Por: Nicolás Herrera*

La gente empezó a morir, lo hacían dentro de sus casas, encerrados y en silencio. El olor empezó a alertar a los vecinos, la hediondez hacía que la gente se desesperara y las llamadas a las autoridades estallaban, eran por miles las peticiones para que recogieran cuerpos en un solo día. Al cabo de una semana hubo un colapso generalizado en las morgues, en las funerarias y en los cementerios. Los muertos hicieron que la maquinaría del municipio abriera fosas comunes para hacer sepelios colectivos, sin testigos y sin oficios religiosos.

Era agosto, el virus estaba esparcido por todos lados y los muertos se triplicaron en cuestión de pocos días, la ciudad tomó un aire extraño, un velo cayó, era como una sábana traslúcida que predominaba en el cielo, una neblina intensa que se quedó por semanas y atrapó el mal olor, la ciudad era fantasmagórica y olía a muerte. Las promesas que se hicieron en mayo no se cumplían, el plan de la normalidad como lo llamaban las autoridades, no había operado, porque las muertes seguían y seguían. La situación era como una ola incontrolable, el pandemonio se desató y no desapareció en meses.

Los hospitales de la ciudad empezaron a quedarse vacíos, los enfermos dejaron de llegar, pero en las casas los muertos se multiplicaban. Entonces, el trabajo fue para la policía y los militares, para los voluntarios y los sepultureros que fueron insuficientes. Los operativos empezaban en las mañanas, puerta a puerta, casa a casa, entraban y al cuerpo le rociaban cal, lo envolvían en una sábana verde y luego el bulto de carne en descomposición entraba en una bolsa de plástico grueso con cierre de cremallera. En el camión cargaban hasta doscientos muertos, los apilaban como cerdos, armando una montaña hasta el techo. Al vehículo lo rociaban con químicos y líquidos para matar virus y bacterias y se iban, lejos, a algún lugar con huecos abiertos con retroexcavadoras.

Uno de los sitios se llamaba el campo de La Paz, era un potrero a las fueras de la ciudad, un rectángulo perfecto de dos hectáreas sin árboles. En la entrada los camiones eran nuevamente desinfectados, lavaban las ruedas con una sustancia blanca y viscosa que prometía esterilización casi total. Por el camino se veían letreros que recordaba el uso obligatorio de trajes encapsulados y de reportar cualquier anomalía médica a los superiores. En la fosa una máquina amarilla recibía cuerpos en un cajón metálico que cuando estaba rebosando de bolsas negras, se acercaba al hueco y los arrojaba sin ningún cuidado. Cuando el hueco quedaba atiborrado, otra máquina arrojaba cal hirviendo y luego caían toneladas de tierra.

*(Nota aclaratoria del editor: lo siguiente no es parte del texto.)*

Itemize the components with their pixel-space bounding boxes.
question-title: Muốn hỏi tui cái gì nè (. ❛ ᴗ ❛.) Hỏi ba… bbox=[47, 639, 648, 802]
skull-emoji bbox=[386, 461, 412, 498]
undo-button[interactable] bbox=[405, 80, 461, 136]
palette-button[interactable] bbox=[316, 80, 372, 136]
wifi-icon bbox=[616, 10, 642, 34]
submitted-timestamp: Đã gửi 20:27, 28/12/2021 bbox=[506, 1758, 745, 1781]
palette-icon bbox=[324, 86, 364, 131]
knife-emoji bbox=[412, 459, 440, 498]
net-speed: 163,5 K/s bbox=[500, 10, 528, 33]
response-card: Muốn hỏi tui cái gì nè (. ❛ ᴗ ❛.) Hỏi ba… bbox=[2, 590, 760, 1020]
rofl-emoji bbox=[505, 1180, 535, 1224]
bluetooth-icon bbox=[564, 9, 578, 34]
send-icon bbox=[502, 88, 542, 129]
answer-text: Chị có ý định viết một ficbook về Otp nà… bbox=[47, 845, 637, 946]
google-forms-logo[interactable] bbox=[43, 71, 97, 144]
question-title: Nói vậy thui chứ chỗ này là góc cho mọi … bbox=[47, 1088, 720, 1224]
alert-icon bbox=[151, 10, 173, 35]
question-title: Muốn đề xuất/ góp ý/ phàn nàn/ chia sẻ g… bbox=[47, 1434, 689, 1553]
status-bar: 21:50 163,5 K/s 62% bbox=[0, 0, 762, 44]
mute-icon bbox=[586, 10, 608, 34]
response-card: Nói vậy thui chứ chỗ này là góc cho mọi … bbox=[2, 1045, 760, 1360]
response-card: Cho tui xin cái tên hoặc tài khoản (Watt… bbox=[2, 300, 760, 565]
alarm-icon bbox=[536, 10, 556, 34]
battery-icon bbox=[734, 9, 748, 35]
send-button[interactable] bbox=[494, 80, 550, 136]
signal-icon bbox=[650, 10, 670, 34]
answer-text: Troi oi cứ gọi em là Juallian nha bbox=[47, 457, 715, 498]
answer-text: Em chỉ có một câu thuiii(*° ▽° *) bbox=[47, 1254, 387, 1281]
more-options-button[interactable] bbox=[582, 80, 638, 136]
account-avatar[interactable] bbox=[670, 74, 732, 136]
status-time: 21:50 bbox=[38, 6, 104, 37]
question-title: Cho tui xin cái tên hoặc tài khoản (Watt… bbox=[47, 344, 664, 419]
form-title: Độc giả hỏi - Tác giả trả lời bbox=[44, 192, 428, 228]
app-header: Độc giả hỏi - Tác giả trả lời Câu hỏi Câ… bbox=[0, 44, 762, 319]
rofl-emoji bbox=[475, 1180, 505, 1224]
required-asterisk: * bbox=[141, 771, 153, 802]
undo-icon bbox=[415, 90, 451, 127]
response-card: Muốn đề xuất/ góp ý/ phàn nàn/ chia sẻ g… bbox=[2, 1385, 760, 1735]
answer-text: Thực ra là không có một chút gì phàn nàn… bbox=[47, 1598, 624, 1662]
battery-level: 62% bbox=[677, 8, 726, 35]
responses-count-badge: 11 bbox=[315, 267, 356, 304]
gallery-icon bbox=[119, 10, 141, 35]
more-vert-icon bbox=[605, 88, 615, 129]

En la ciudad apocalíptica nunca amanecía, el sol dejó de salir, la espesa niebla adormitó las calles y los postes siempre estaban encendidos. La luz ámbar mostraba el camino a los pocos transeúntes que iban a buscar comida o lo que fuera, cometiendo el suicidio de salir a las calles. En algunos lugares se ubicaron dispensadores de trajes encapsulados, la gente ponía billetes en las máquinas y recibían una bolsa sellada al vacío que contenía el traje que era fácil de usar y de esterilizar. La gente en las calles caminaba como astronautas en la luna.

El comercio recibió la orden de cierre, los muertos se contaban por miles y un aislamiento generalizado fue decretado por las autoridades. Los médicos y las enfermeras que estaban con poco oficio en los hospitales vacíos fueron llamados para ayudar en las labores de levantamiento en los barrios. El ejército fue desplegado en las calles para garantizar el acatamiento de las disposiciones gubernamentales, solamente las personas con trajes amarillos podían transitar con libertad, eran los únicos que podían salir por desempeñar alguna función oficial. Las personas con trajes de otros colores recibían disparos de goma y golpes con las macanas por violación de la cuarentena. Fue un mes de régimen marcial en la ciudad.

Con el tiempo la esperada normalidad dio muestras de regreso, la gran nube se levantó y el sol volvió a salir. Las ventanas en las casas se abrieron y el gobierno cedió, dando la orden de salida de todos los que aún quedaban con vida. Pasaron meses hasta recuperar el mundo, meses en los que todos creyeron que los muertos se dieron por cuenta del virus, esa fue la verdad que se difundió, la única razón para explicar los decesos incontrolables que doblegaron a la humanidad. Hasta que años después, y tras analizar restos humanos en todas partes, el planeta conoció que esos millones murieron contagiados por  soledad y tristeza.